Understanding the Threat of Insider Misuse

Insider misuse is not necessarily malicious behavior. Individuals misusing the organization’s computing resources are for the most part not doing so with the intent to harm the organization. They may just be attempting to “get the job done.” For example, an employee may use his personal laptop to bring work home over the weekend in spite of the organization’s ban on use of personal computing devices for business purposes. Insider misuse does not need to be malicious to pose a threat to the organization.

This according to the Computer Economics study Insider Misuse of Computing Resources, which analyzes 14 forms of insider misuse in detail. The study shows a number of ways that violation of an organization’s acceptable use policy may result in harm. Making insiders aware of these threats is an important part of mitigating the risk of insider misuse as we discuss later in the full study.

Asister report, Malicious Insider Threats, addresses threats where the insider intends to harm the organization or acts in a purposeful way that threatens the organization’s interests. There is sometimes a fine line between malicious intent and mere misuse. For example, an employee downloading music or video files to a desktop computer would not usually be doing so with intent to harm the organization. But if the files being downloading are pirated, the employee is putting the organization at risk.

Furthermore, if the employee is using a peer-to-peer file-sharing program to download music, his behavior could inadvertently give outsiders access to confidential files on the computer. The employee may not intend to harm the organization, but his actions put the organization at risk.

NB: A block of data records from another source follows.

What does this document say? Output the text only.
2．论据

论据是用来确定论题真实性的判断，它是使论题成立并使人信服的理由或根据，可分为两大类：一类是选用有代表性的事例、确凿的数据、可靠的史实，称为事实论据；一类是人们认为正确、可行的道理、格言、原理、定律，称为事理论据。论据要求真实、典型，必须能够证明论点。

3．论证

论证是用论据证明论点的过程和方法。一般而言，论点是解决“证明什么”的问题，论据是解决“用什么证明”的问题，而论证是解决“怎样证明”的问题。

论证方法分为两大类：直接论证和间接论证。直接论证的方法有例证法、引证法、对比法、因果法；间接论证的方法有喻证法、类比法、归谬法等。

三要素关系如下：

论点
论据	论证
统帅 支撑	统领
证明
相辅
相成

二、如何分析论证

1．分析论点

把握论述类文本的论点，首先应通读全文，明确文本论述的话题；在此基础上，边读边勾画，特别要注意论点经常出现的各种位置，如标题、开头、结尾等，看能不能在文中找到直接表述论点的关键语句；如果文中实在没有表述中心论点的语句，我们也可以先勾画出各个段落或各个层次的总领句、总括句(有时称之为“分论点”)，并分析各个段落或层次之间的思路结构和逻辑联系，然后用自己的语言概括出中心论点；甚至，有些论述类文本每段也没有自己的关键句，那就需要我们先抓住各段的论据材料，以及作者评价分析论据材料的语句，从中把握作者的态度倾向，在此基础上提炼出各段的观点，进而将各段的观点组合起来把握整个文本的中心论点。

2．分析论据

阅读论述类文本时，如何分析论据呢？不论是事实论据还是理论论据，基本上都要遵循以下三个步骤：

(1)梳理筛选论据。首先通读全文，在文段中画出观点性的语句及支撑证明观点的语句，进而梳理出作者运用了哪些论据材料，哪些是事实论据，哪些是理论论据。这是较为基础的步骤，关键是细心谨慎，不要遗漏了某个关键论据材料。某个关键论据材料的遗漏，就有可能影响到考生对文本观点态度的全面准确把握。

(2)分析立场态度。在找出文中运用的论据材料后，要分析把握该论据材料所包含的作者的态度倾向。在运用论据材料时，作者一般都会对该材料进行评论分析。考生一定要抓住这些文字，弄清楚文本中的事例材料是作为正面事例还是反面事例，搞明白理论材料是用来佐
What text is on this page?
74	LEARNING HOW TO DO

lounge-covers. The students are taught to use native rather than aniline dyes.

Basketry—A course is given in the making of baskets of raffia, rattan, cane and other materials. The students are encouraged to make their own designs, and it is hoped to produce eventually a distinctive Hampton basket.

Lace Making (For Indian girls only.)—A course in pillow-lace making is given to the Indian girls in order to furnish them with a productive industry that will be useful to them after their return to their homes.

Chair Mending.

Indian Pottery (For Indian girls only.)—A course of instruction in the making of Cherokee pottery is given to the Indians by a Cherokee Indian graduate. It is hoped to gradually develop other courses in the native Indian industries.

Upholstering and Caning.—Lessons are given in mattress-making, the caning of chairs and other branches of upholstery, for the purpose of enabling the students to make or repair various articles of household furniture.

Nevertheless, we find it useful to separate threats from insider misuse from threats by insiders with malicious intent. Furthermore, many of the countermeasures against insider misuse are also useful to counter malicious insiders.

How Serious Is It?

Before delving into our analysis of each threat, it is useful to examine them in total. For this analysis, we look at all types of insider misuse and rank them according to the perceived seriousness of each threat. In our survey, we asked respondents to rate the “seriousness” of each category of insider misuse as no threat, a minor threat, moderate threat, or major threat. We recognize that the word seriousness has no formal definition in risk management. Typically, risk management professionals quantify risks by their “severity” (potential harm) and the “likelihood” of experiencing an incident within a given time frame.

However, because many forms of insider misuse are not readily quantifiable, we use the word “seriousness” to gauge how concerned IT security professionals are with each threat. We believe the seriousness level provides a useful measure of the perceived importance of each threat, while being mindful that perception and reality are not always consistent.

In assessing the seriousness of each category, we asked respondents to consider all forms of potential damage to the organization, such as effect on system availability or integrity, network performance, legal liability, disclosure of confidential information, loss of worker productivity, and damage to the organization’s reputation. In addition, we asked respondents to evaluate these threats without consideration of any countermeasures their organizations were taking to deter misuse.

Interestingly, the 14 categories of insider misuse fall into two distinct groups. The first eight categories form one group, where at least 40% of our respondents view each as a major threat. The first group includes:

  • Unauthorized copying of files to portable storage devices;

  • Downloading unauthorized software;

  • Use of unauthorized P2P file-sharing programs;

  • Remote access programs;

  • Rogue wireless access points;

  • Unauthorized modems;

  • Downloading of unauthorized media; and

  • Use of personal computing devices for business purposes.

What do these forms of misuse have in common? They all pose a threat primarily in terms of loss of information, security breaches, and legal liability. For example, unauthorized copying of files is a threat as it may lead to loss of confidential information. An employee using his own laptop for business purposes may inadvertently take confidential information home at night or retain this information when he leaves the organization. Downloading unauthorized software or using P2P programs may introduce malware into the organization, leading to theft of information or loss of system availability. It is not difficult to envision the seriousness of the threats that these forms of misuse pose to the organization.